言霊・発声~気合について

021言葉には魂が宿るという考えが日本には古くからあり、発声した言葉はその事象を表すとされる。言葉とは必ずしも心のままを表現するとは限らない。しかし発声してしまった言葉は心とは裏腹にその通りの事象を成すと考えられている。

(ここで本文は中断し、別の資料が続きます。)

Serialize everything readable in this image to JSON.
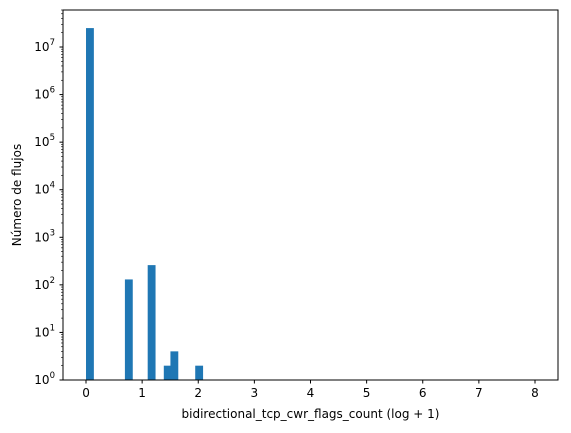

ならば心はどうあれ、良き言葉を遣おうと思うやもしれぬ。たしかにそうであるが、言霊にはその奥がある。心のままの言葉と、裏腹の言葉では表に現れる事象は同じに見えるが、発する前の秘めた身体内では全く違う働きを練っている。武術で発される気合。これはただ大きな声を相手にぶつけるために在るものではない。裏腹に放たれた言霊ではそうかも知れぬが、心から練られた言霊が発する気合は、相手とつながり、自分をもう一つの力に導く役目を担うのである。

これは不立文字に近い感覚であるが、体験体感してくるとその意味が感覚として分かってくる。

そして言霊はその場を清める役目を持つ。音そのものにもそういう働きがある。神道でかしわ手を打つのはそういう意味を持つ。

また刀を扱うという特殊な学びに於いて、場とはとても重要であり、浄化されている必要がある。そのためにも当会では稽古前に言霊を重要に考えており発声を練り、気合いに繋がるようその修練をする。

言霊・発声を修練することにより、心の内の滞りを溶かし、浄化された身心となってその場と一体となり稽古に臨んでいる。